Hotel operators today are relying on their technology partners in more ways than ever. Guests want to have choices –and the need for innovative options that reduce guest friction has never been greater for areas that include guest Wi-Fi, digital conferencing, kiosks, mobile point-of-sale, mobile check-in, payment alternatives (NFC), IR sensors, smart room keys, in-room entertainment, mobile housekeeping, social reviews, guest text messaging, SaaS (Software as a Service) and systems integration capabilities.
Hotels and resorts should prioritize technologies that will best serve their specific guest demographic. In today’s post, we’ve outline a few operational areas where we can expect less friction soon.
Bringing technology to the guest, whether for mobile check-in or ordering cocktails poolside, hotels earn loyalty when they make it easier for guests to do anything they want, whenever they want, and wherever they are located.
With the advent of next-generation, mobile technology, servers no longer need to run back and forth between guests and a stationary POS terminal.
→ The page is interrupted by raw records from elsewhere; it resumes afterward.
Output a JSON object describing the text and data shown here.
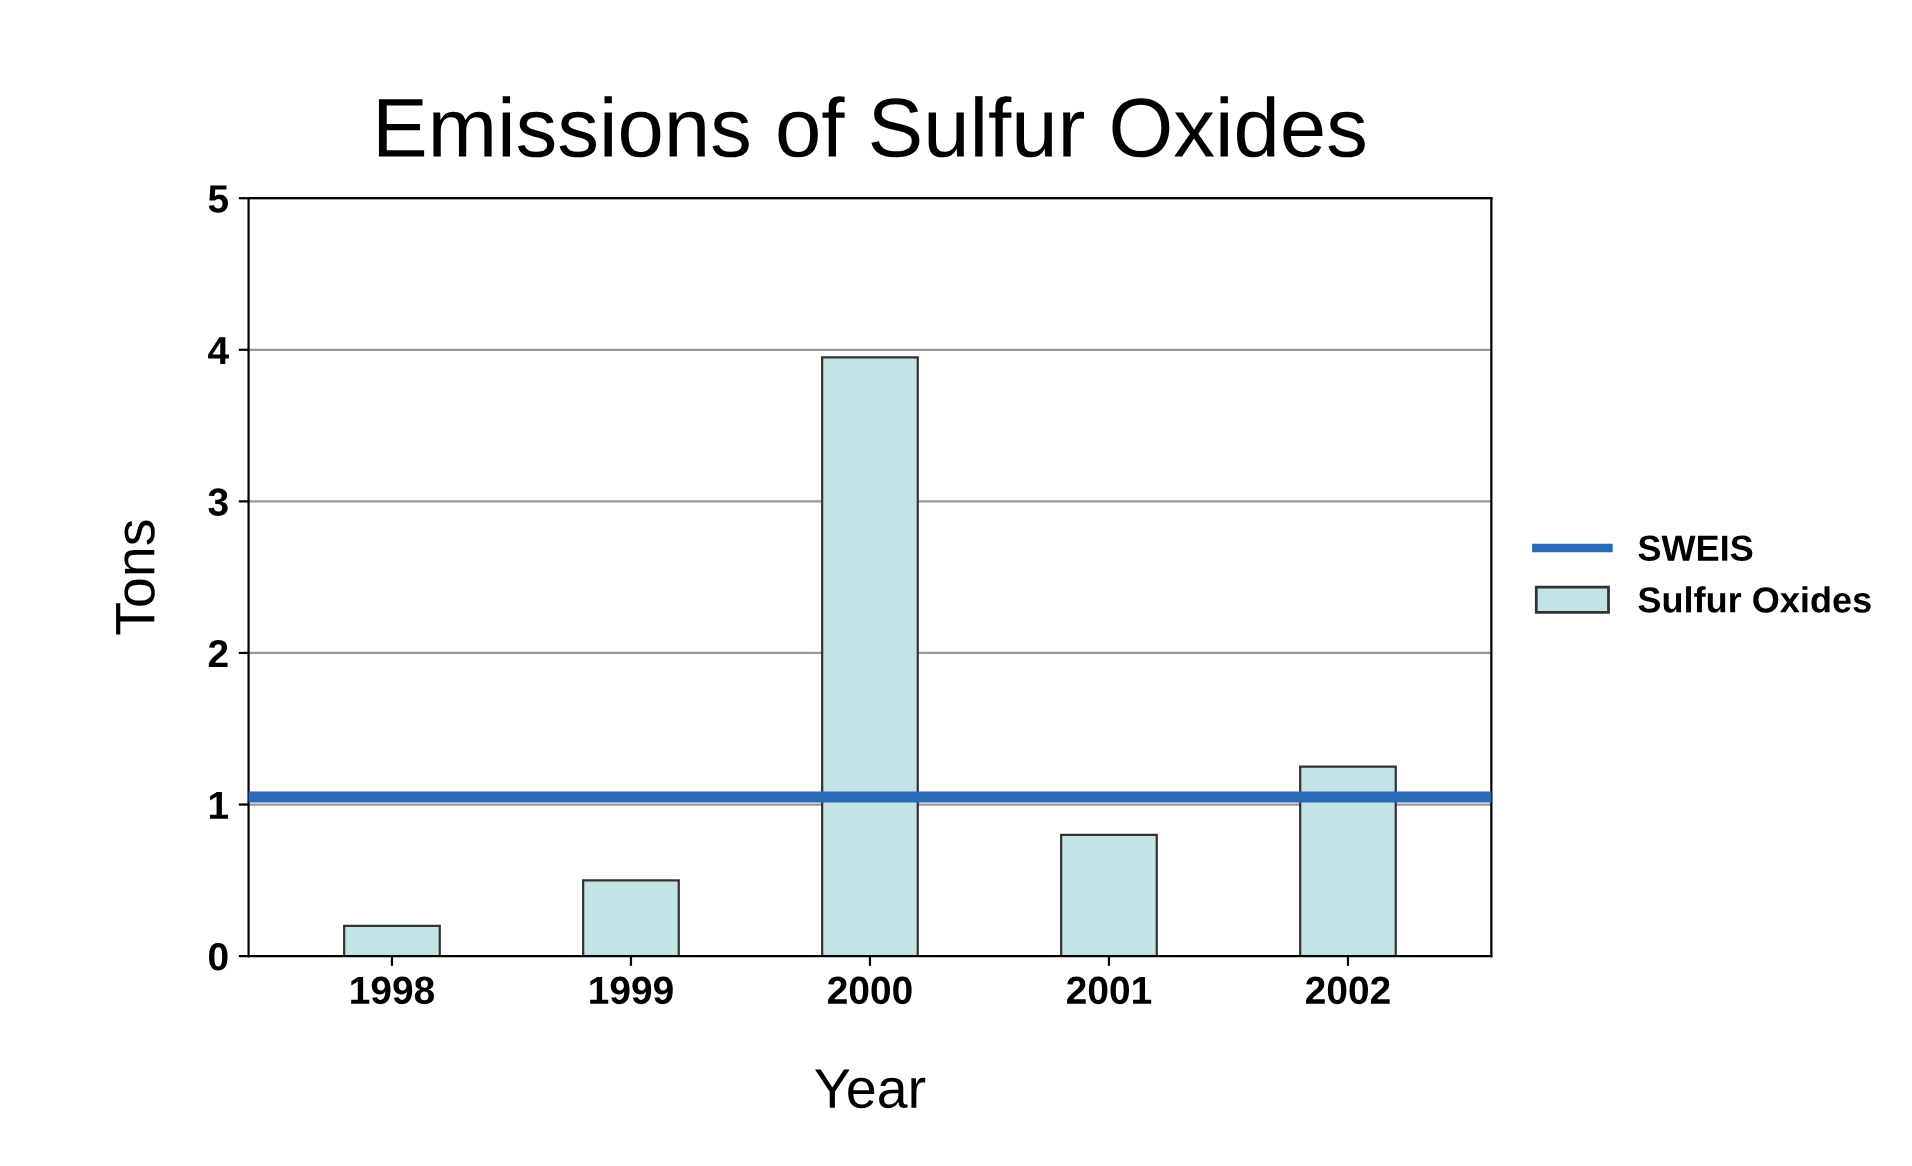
{
  "chart_data": {
    "type": "bar",
    "title": "Emissions of Sulfur Oxides",
    "xlabel": "Year",
    "ylabel": "Tons",
    "categories": [
      "1998",
      "1999",
      "2000",
      "2001",
      "2002"
    ],
    "series": [
      {
        "name": "Sulfur Oxides",
        "color": "#c4e3e6",
        "values": [
          0.2,
          0.5,
          3.95,
          0.8,
          1.25
        ]
      }
    ],
    "ref_lines": [
      {
        "axis": "y",
        "value": 1.05,
        "label": "SWEIS",
        "color": "#2a6bb8",
        "line_style": "solid"
      }
    ],
    "ylim": [
      0,
      5
    ],
    "yticks": [
      0,
      1,
      2,
      3,
      4,
      5
    ],
    "grid": "y",
    "legend": "right"
  }
}
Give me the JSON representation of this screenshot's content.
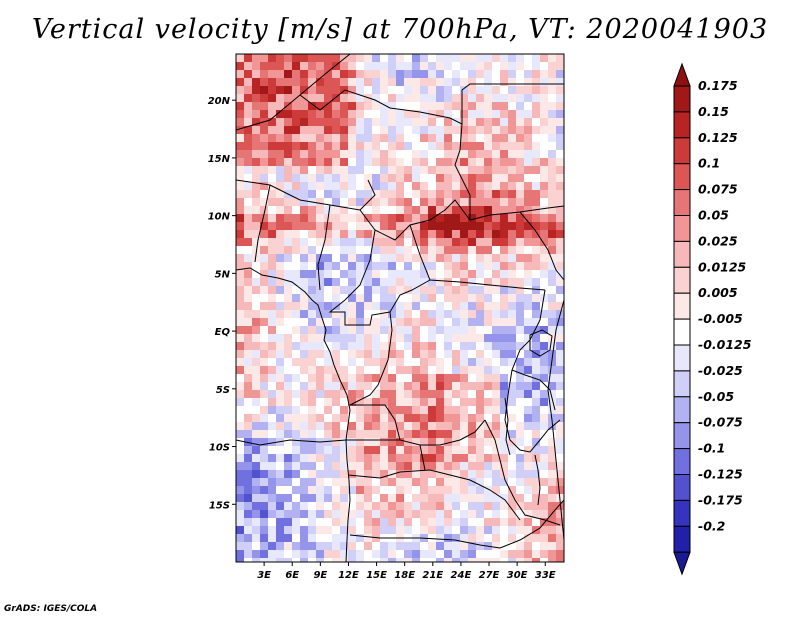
{
  "title": "Vertical velocity [m/s] at 700hPa, VT: 2020041903",
  "credit": "GrADS: IGES/COLA",
  "map": {
    "variable": "Vertical velocity",
    "units": "m/s",
    "level": "700hPa",
    "valid_time": "2020041903",
    "lon_range": [
      0,
      35
    ],
    "lat_range": [
      -20,
      24
    ],
    "lat_ticks": [
      {
        "value": 20,
        "label": "20N"
      },
      {
        "value": 15,
        "label": "15N"
      },
      {
        "value": 10,
        "label": "10N"
      },
      {
        "value": 5,
        "label": "5N"
      },
      {
        "value": 0,
        "label": "EQ"
      },
      {
        "value": -5,
        "label": "5S"
      },
      {
        "value": -10,
        "label": "10S"
      },
      {
        "value": -15,
        "label": "15S"
      }
    ],
    "lon_ticks": [
      {
        "value": 3,
        "label": "3E"
      },
      {
        "value": 6,
        "label": "6E"
      },
      {
        "value": 9,
        "label": "9E"
      },
      {
        "value": 12,
        "label": "12E"
      },
      {
        "value": 15,
        "label": "15E"
      },
      {
        "value": 18,
        "label": "18E"
      },
      {
        "value": 21,
        "label": "21E"
      },
      {
        "value": 24,
        "label": "24E"
      },
      {
        "value": 27,
        "label": "27E"
      },
      {
        "value": 30,
        "label": "30E"
      },
      {
        "value": 33,
        "label": "33E"
      }
    ]
  },
  "colorbar": {
    "levels": [
      {
        "label": "0.175",
        "color": "#a01818"
      },
      {
        "label": "0.15",
        "color": "#b82424"
      },
      {
        "label": "0.125",
        "color": "#cc3a3a"
      },
      {
        "label": "0.1",
        "color": "#dc5656"
      },
      {
        "label": "0.075",
        "color": "#e67676"
      },
      {
        "label": "0.05",
        "color": "#f09696"
      },
      {
        "label": "0.025",
        "color": "#f6b8b8"
      },
      {
        "label": "0.0125",
        "color": "#fad2d2"
      },
      {
        "label": "0.005",
        "color": "#fde8e8"
      },
      {
        "label": "-0.005",
        "color": "#ffffff"
      },
      {
        "label": "-0.0125",
        "color": "#e8e8fd"
      },
      {
        "label": "-0.025",
        "color": "#cfcff8"
      },
      {
        "label": "-0.05",
        "color": "#b2b2f2"
      },
      {
        "label": "-0.075",
        "color": "#9494ea"
      },
      {
        "label": "-0.1",
        "color": "#7070de"
      },
      {
        "label": "-0.125",
        "color": "#5252d0"
      },
      {
        "label": "-0.175",
        "color": "#3434be"
      },
      {
        "label": "-0.2",
        "color": "#2020a8"
      }
    ],
    "top_arrow_color": "#8e1010",
    "bottom_arrow_color": "#1a1a96"
  }
}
They’re freed from waiting in lines to enter guest orders. And they’re spending time being more attentive, catering to the needs of guests. POS mobility gives them the tools to provide highly-personalized service that helps build relationships with guests on behalf of the brand.
New technologies will continue to challenge the balance between data security, transaction fraud risk and the guest experience. A PCI-validated P2PE gateway secures card data with no impact to the transaction flow. Knowing how the card data is secured can help avoid the risk of a data breach without impacting guest experience.
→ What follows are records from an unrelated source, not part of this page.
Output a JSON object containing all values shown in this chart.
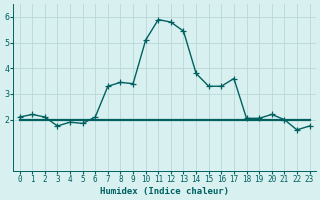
{
  "xlabel": "Humidex (Indice chaleur)",
  "x_values": [
    0,
    1,
    2,
    3,
    4,
    5,
    6,
    7,
    8,
    9,
    10,
    11,
    12,
    13,
    14,
    15,
    16,
    17,
    18,
    19,
    20,
    21,
    22,
    23
  ],
  "y_main": [
    2.1,
    2.2,
    2.1,
    1.75,
    1.9,
    1.85,
    2.1,
    3.3,
    3.45,
    3.4,
    5.1,
    5.9,
    5.8,
    5.45,
    3.8,
    3.3,
    3.3,
    3.6,
    2.05,
    2.05,
    2.2,
    2.0,
    1.6,
    1.75
  ],
  "y_line": [
    2.0,
    2.0,
    2.0,
    2.0,
    2.0,
    2.0,
    2.0,
    2.0,
    2.0,
    2.0,
    2.0,
    2.0,
    2.0,
    2.0,
    2.0,
    2.0,
    2.0,
    2.0,
    2.0,
    2.0,
    2.0,
    2.0,
    2.0,
    2.0
  ],
  "line_color": "#006060",
  "bg_color": "#d8f0f0",
  "grid_color": "#b8d8d8",
  "ylim": [
    0,
    6.5
  ],
  "xlim": [
    -0.5,
    23.5
  ],
  "yticks": [
    2,
    3,
    4,
    5,
    6
  ],
  "xticks": [
    0,
    1,
    2,
    3,
    4,
    5,
    6,
    7,
    8,
    9,
    10,
    11,
    12,
    13,
    14,
    15,
    16,
    17,
    18,
    19,
    20,
    21,
    22,
    23
  ],
  "xlabel_fontsize": 6.5,
  "tick_fontsize": 5.5,
  "marker": "+",
  "markersize": 4,
  "linewidth": 1.0,
  "flat_linewidth": 1.6,
  "markeredgewidth": 0.9
}
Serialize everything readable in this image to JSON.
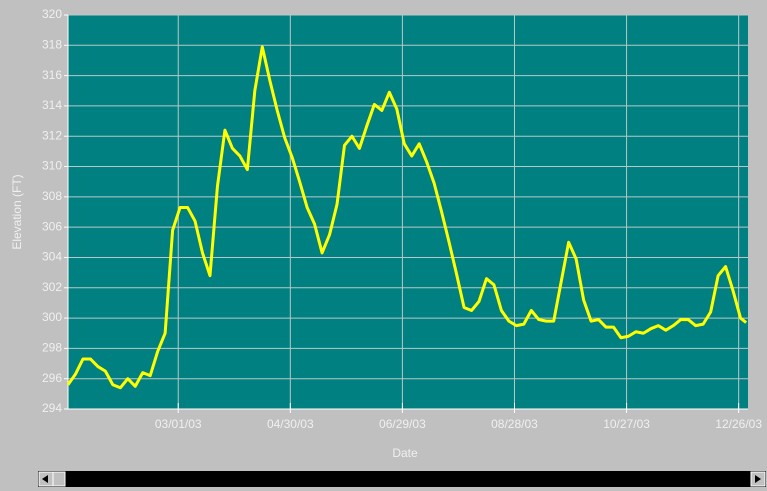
{
  "chart_data": {
    "type": "line",
    "xlabel": "Date",
    "ylabel": "Elevation (FT)",
    "x": [
      "2003-01-01",
      "2003-01-05",
      "2003-01-09",
      "2003-01-13",
      "2003-01-17",
      "2003-01-21",
      "2003-01-25",
      "2003-01-29",
      "2003-02-02",
      "2003-02-06",
      "2003-02-10",
      "2003-02-14",
      "2003-02-18",
      "2003-02-22",
      "2003-02-26",
      "2003-03-02",
      "2003-03-06",
      "2003-03-10",
      "2003-03-14",
      "2003-03-18",
      "2003-03-22",
      "2003-03-26",
      "2003-03-30",
      "2003-04-03",
      "2003-04-07",
      "2003-04-11",
      "2003-04-15",
      "2003-04-19",
      "2003-04-23",
      "2003-04-27",
      "2003-05-01",
      "2003-05-05",
      "2003-05-09",
      "2003-05-13",
      "2003-05-17",
      "2003-05-21",
      "2003-05-25",
      "2003-05-29",
      "2003-06-02",
      "2003-06-06",
      "2003-06-10",
      "2003-06-14",
      "2003-06-18",
      "2003-06-22",
      "2003-06-26",
      "2003-06-30",
      "2003-07-04",
      "2003-07-08",
      "2003-07-12",
      "2003-07-16",
      "2003-07-20",
      "2003-07-24",
      "2003-07-28",
      "2003-08-01",
      "2003-08-05",
      "2003-08-09",
      "2003-08-13",
      "2003-08-17",
      "2003-08-21",
      "2003-08-25",
      "2003-08-29",
      "2003-09-02",
      "2003-09-06",
      "2003-09-10",
      "2003-09-14",
      "2003-09-18",
      "2003-09-22",
      "2003-09-26",
      "2003-09-30",
      "2003-10-04",
      "2003-10-08",
      "2003-10-12",
      "2003-10-16",
      "2003-10-20",
      "2003-10-24",
      "2003-10-28",
      "2003-11-01",
      "2003-11-05",
      "2003-11-09",
      "2003-11-13",
      "2003-11-17",
      "2003-11-21",
      "2003-11-25",
      "2003-11-29",
      "2003-12-03",
      "2003-12-07",
      "2003-12-11",
      "2003-12-15",
      "2003-12-19",
      "2003-12-23",
      "2003-12-27",
      "2003-12-30"
    ],
    "series": [
      {
        "color": "#ffff00",
        "values": [
          295.6,
          296.3,
          297.3,
          297.3,
          296.8,
          296.5,
          295.6,
          295.4,
          296.0,
          295.5,
          296.4,
          296.2,
          297.8,
          299.0,
          305.8,
          307.3,
          307.3,
          306.4,
          304.3,
          302.8,
          308.7,
          312.4,
          311.2,
          310.7,
          309.8,
          315.0,
          317.9,
          315.7,
          313.7,
          311.9,
          310.6,
          309.0,
          307.3,
          306.2,
          304.3,
          305.5,
          307.5,
          311.4,
          312.0,
          311.2,
          312.7,
          314.1,
          313.7,
          314.9,
          313.8,
          311.5,
          310.7,
          311.5,
          310.3,
          308.9,
          307.0,
          305.0,
          302.9,
          300.7,
          300.5,
          301.1,
          302.6,
          302.2,
          300.5,
          299.8,
          299.5,
          299.6,
          300.5,
          299.9,
          299.8,
          299.8,
          302.4,
          305.0,
          303.9,
          301.2,
          299.8,
          299.9,
          299.4,
          299.4,
          298.7,
          298.8,
          299.1,
          299.0,
          299.3,
          299.5,
          299.2,
          299.5,
          299.9,
          299.9,
          299.5,
          299.6,
          300.4,
          302.8,
          303.4,
          301.8,
          300.0,
          299.7
        ]
      }
    ],
    "xlim": [
      "2003-01-01",
      "2003-12-31"
    ],
    "xticks": [
      {
        "value": "2003-03-01",
        "label": "03/01/03"
      },
      {
        "value": "2003-04-30",
        "label": "04/30/03"
      },
      {
        "value": "2003-06-29",
        "label": "06/29/03"
      },
      {
        "value": "2003-08-28",
        "label": "08/28/03"
      },
      {
        "value": "2003-10-27",
        "label": "10/27/03"
      },
      {
        "value": "2003-12-26",
        "label": "12/26/03"
      }
    ],
    "ylim": [
      294,
      320
    ],
    "yticks": [
      294,
      296,
      298,
      300,
      302,
      304,
      306,
      308,
      310,
      312,
      314,
      316,
      318,
      320
    ],
    "grid": true,
    "background": "#008080"
  }
}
For online transactions, data security, guest experience and fraud risk are important factors that must be considered. Ensuring the data is secure and PCI compliant from the browser to the payment gateway is critical. The cost of authorizing the card and the friction created when requiring a CVV number, for example, may be important when selling a gift card, but may not make sense for holding a dinner reservation.
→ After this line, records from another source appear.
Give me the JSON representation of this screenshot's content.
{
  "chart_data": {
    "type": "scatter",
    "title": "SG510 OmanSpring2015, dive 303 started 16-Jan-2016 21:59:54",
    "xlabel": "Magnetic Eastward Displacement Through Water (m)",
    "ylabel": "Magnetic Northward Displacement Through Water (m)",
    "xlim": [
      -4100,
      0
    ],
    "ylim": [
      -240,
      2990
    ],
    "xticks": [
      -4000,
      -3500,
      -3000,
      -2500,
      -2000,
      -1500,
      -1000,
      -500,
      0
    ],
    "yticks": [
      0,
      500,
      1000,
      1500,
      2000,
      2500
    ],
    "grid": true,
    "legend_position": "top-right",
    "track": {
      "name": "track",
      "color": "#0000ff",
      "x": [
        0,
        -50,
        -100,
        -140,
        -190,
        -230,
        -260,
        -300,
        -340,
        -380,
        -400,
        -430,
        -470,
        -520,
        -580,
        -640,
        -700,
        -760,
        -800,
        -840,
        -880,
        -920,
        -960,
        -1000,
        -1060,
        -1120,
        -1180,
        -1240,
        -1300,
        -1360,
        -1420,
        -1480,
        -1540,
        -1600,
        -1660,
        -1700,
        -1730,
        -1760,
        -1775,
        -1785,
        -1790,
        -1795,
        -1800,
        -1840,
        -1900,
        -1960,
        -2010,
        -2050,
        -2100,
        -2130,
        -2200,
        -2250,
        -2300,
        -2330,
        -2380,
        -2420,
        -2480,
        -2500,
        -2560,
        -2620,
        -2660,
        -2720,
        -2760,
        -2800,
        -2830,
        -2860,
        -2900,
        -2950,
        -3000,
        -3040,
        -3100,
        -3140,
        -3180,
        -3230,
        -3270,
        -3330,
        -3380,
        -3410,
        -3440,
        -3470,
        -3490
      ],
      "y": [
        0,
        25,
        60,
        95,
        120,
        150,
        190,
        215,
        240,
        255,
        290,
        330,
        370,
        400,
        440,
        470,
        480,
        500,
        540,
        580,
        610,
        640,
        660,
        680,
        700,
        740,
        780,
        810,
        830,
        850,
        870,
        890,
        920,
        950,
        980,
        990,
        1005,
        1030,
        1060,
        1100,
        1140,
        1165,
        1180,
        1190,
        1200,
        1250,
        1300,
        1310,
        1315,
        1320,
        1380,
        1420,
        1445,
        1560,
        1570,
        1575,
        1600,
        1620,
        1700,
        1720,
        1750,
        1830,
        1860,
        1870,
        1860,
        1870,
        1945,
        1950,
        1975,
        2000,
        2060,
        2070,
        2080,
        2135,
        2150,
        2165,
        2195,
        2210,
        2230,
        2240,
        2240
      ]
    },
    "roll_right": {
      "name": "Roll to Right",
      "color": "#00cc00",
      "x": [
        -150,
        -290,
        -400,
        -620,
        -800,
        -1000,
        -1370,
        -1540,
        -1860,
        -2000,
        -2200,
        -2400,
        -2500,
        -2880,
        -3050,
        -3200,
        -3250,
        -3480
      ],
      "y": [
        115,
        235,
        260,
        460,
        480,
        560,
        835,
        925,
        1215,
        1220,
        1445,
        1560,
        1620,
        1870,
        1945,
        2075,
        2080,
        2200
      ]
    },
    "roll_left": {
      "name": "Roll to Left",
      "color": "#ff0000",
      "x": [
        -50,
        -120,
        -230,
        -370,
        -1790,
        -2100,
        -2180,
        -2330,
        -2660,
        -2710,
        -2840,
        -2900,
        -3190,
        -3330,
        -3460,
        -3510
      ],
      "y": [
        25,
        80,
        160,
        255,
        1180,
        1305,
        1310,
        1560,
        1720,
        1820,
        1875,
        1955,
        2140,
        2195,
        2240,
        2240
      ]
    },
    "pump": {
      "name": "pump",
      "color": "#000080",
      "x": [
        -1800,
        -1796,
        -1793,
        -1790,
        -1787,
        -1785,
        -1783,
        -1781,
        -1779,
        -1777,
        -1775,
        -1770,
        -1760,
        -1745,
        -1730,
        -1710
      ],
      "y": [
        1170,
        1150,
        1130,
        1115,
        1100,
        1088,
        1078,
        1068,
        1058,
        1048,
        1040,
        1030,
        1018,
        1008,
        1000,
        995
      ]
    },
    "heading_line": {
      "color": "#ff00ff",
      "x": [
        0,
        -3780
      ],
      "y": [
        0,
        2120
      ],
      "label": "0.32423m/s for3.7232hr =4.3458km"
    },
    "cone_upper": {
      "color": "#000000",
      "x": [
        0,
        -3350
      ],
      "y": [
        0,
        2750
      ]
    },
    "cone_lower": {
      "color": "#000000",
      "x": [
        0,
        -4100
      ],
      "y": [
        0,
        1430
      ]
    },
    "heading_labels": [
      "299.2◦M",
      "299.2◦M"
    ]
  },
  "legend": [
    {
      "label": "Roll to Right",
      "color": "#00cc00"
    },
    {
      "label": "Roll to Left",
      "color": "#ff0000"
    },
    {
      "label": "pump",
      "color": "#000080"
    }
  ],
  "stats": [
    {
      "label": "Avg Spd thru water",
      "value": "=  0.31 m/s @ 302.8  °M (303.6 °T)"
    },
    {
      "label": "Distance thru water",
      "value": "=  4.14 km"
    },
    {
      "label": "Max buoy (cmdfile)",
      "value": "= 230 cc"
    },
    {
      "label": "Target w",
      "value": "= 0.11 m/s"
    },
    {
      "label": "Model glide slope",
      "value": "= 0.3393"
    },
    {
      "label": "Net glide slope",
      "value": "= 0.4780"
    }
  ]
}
It’s easy to confuse reporting for analysis. Operators have taken strategic initiatives to capture more data from across the enterprise, but data in the form of reports isn’t the same as finding insights and acting upon them. First, make sure that the insights sought are aligned with the business requirements or KPIs. Start by working on one relatively small problem. Build a story and socialize it with those whose KPIs it affects. It’s easier to find success when bringing in supporters who appreciate the value of the insights, and when starting with smaller actions.
Hotels should work with their technology partners to support guest data analytics. Not just capturing and storing the data, but using algorithms that help operators analyze the data in ways that drive personalized guest service. Studies show that guests are likely to spend more when staff recommendations are based on historical selections and preferences. This personal touch goes a long way to inspire loyalty.